"Al principio existía el Verbo, y el Verbo estaba junto a Dios, y el Verbo era Dios. Al principio estaba junto a Dios. Todas las cosas fueron hechas por medio del Verbo y sin él no se hizo nada de todo lo que existe. En él estaba la vida, y la vida era la luz de los hombres. La luz brilla en las tinieblas, y las tinieblas no la percibieron. Apareció un hombre enviado por Dios, que se llamaba Juan. Vino como testigo, para dar testimonio de la luz, para que todos creyeran por medio de él. Él no era la luz, sino el testigo de la luz. Él Verbo era la luz verdadera que, al venir a este mundo, ilumina a todo hombre. Él estaba en el mundo, y el mundo fue hecho por medio de él, y el mundo no lo conoció. Vino a los suyos, y los suyos no lo recibieron. Pero a todos los que lo recibieron, a los que creen en su Nombre, les dio el poder de llegar a ser hijos de Dios. Ellos no nacieron de la sangre, ni por obra de la carne, ni de la voluntad del hombre, sino que fueron engendrados por Dios. Y el Verbo se hizo carne y habitó entre nosotros. Y nosotros hemos visto su gloria. De su plenitud, todos nosotros hemos participado y hemos recibido gracia sobre gracia: porque la Ley fue dada por medio de Moisés, pero la gracia y la verdad nos han llegado por Jesucristo. Nadie ha visto jamás a Dios; el que lo ha revelado es el Hijo único, que está en el seno del Padre" (Jn 1,1-18).


En este prólogo de su evangelio, Juan hace una sublime meditación sobre la historia: ¡esta historia que maravilla y escandaliza! Juan la mira desde lo alto y, al inicio de todo, él ve a Dios en el misterio de su comunión de amor: "En el principio existía el Verbo, y el Verbo estaba junto a Dios". Es decir, que al inicio de todo, se encuentra un Dios que ama, el Dios que es amor. En seguida, Juan mira al mundo y reconoce que ha sido creado por él, a imagen del Hijo de Dios. Esto significa que el mundo es como un "hijo de Dios". Es decir, que en la creación hay un proyecto, un designio y una intención de Dios. Entonces, el mundo tiene un sentido y la vida del hombre un fin. Esta verdad es consolante. No somos seres perdidos en el espacio, sino hijos pensados, queridos, amados por Dios, para un destino de vida eterna. Esta es nuestra visión de la vida y este es el punto que contrapone a los creyentes de los ateos. Para el ateo, el mundo es un juego de causas irracionales y la vida es un sorbo de años que caen en el vacío. Para el ateo es fácil, por tanto, el salto de la inutilidad de la vida, al desprecio de la misma. Pero no es así para el creyente: el verdadero creyente. Seguidamente, Juan añade que es difícil acoger el proyecto de Dios, es decir, no resulta fácil creer. Es una lucha consigo mismo y con el propio orgullo. Es soltarse, entregarse, es dejarse conducir por él. No resulta fácil. Por eso el evangelista san Lucas, refiere un formidable interrogante puesto a Jesús: ¿cuando el Hijo del hombre venga, encontrará fe sobre la tierra? (Lc 18,8). El evangelio no da ninguna respuesta.

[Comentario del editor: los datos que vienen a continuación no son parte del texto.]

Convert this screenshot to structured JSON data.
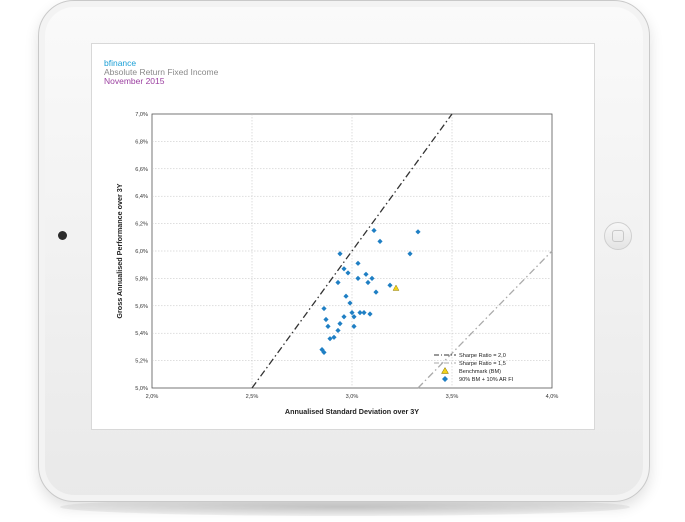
{
  "header": {
    "brand": "bfinance",
    "subtitle": "Absolute Return Fixed Income",
    "date": "November 2015"
  },
  "colors": {
    "brand": "#1a9fd6",
    "subtitle": "#8a8a8a",
    "date": "#9b3fa0",
    "points": "#1f7fc4",
    "benchmark": "#f2d21a",
    "sharpe_2": "#333333",
    "sharpe_1_5": "#aaaaaa"
  },
  "chart_data": {
    "type": "scatter",
    "xlabel": "Annualised Standard Deviation over 3Y",
    "ylabel": "Gross Annualised Performance over 3Y",
    "xlim": [
      2.0,
      4.0
    ],
    "ylim": [
      5.0,
      7.0
    ],
    "x_ticks": [
      2.0,
      2.5,
      3.0,
      3.5,
      4.0
    ],
    "x_tick_labels": [
      "2,0%",
      "2,5%",
      "3,0%",
      "3,5%",
      "4,0%"
    ],
    "y_ticks": [
      5.0,
      5.2,
      5.4,
      5.6,
      5.8,
      6.0,
      6.2,
      6.4,
      6.6,
      6.8,
      7.0
    ],
    "y_tick_labels": [
      "5,0%",
      "5,2%",
      "5,4%",
      "5,6%",
      "5,8%",
      "6,0%",
      "6,2%",
      "6,4%",
      "6,6%",
      "6,8%",
      "7,0%"
    ],
    "grid": true,
    "legend_position": "bottom-right",
    "lines": [
      {
        "name": "Sharpe Ratio = 2,0",
        "x": [
          2.5,
          3.5
        ],
        "y": [
          5.0,
          7.0
        ],
        "style": "dash-dot",
        "color": "#333333"
      },
      {
        "name": "Sharpe Ratio = 1,5",
        "x": [
          3.33,
          4.0
        ],
        "y": [
          5.0,
          6.0
        ],
        "style": "dash-dot",
        "color": "#aaaaaa"
      }
    ],
    "benchmark": {
      "name": "Benchmark (BM)",
      "x": 3.22,
      "y": 5.73
    },
    "series": [
      {
        "name": "90% BM + 10% AR FI",
        "x": [
          3.11,
          3.14,
          3.33,
          3.29,
          2.94,
          2.96,
          2.98,
          3.03,
          3.07,
          3.1,
          3.12,
          3.03,
          2.93,
          3.08,
          3.19,
          2.97,
          2.99,
          3.0,
          2.86,
          2.87,
          2.94,
          3.01,
          3.04,
          2.96,
          3.06,
          3.09,
          2.88,
          2.93,
          2.91,
          3.01,
          2.89,
          2.85,
          2.86
        ],
        "y": [
          6.15,
          6.07,
          6.14,
          5.98,
          5.98,
          5.87,
          5.84,
          5.91,
          5.83,
          5.8,
          5.7,
          5.8,
          5.77,
          5.77,
          5.75,
          5.67,
          5.62,
          5.55,
          5.58,
          5.5,
          5.47,
          5.52,
          5.55,
          5.52,
          5.55,
          5.54,
          5.45,
          5.42,
          5.37,
          5.45,
          5.36,
          5.28,
          5.26
        ]
      }
    ]
  }
}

Ésta la debe dar cada uno.


Juan continúa y afirma: "En Cristo estaba la vida, y la vida era la luz de los hombres. La luz brilla en las tinieblas, y las tinieblas no la recibieron" (Jn 1,4-5). Son pocas palabras, pero en ellas se resume toda la historia humana en la que los protagonistas son Dios y el hombre. Juan subraya que el hombre, si lo desea, puede permitirse estar contra Dios y rechazarlo, pero sin Él, la vida se convierte en una condena, y como decía Sartre: "una pasión inútil". En 1986 fue asesinado en Brasil un misionero corajudo y generoso: el padre Ezequiel Ramin. Los padres del sacerdote tuvieron la valentía de enviarle una carta abierta a los asesinos del hijo. He aquí lo que decían: "Les deseamos que puedan encontrar a Dios. De parte nuestra, los perdonamos". Este es el deseo cristiano. ¿Cómo encontrarlo hoy? Es verdad que se ha hecho "carne" y ha puesto su tienda entre nosotros. Pero ¿dónde es posible revivir la experiencia de Belén? A través del camino de la humildad. Con ella podemos encontrar a Dios. Liberados del orgullo y de la prepotencia, podemos descubrirlo y presentarlo al mundo. En Navidad de 1959, Juan XXIII visitó los niños del hospital romano del "Bambino Gesu". Llegado al cabezal de una cama, sintió decir: "Papa Juan, sé que eres bueno, pero yo no te veo porque soy ciego". El pontífice se detuvo junto al lecho del pequeño y le dijo: "Querido mío, todos somos un poco ciegos".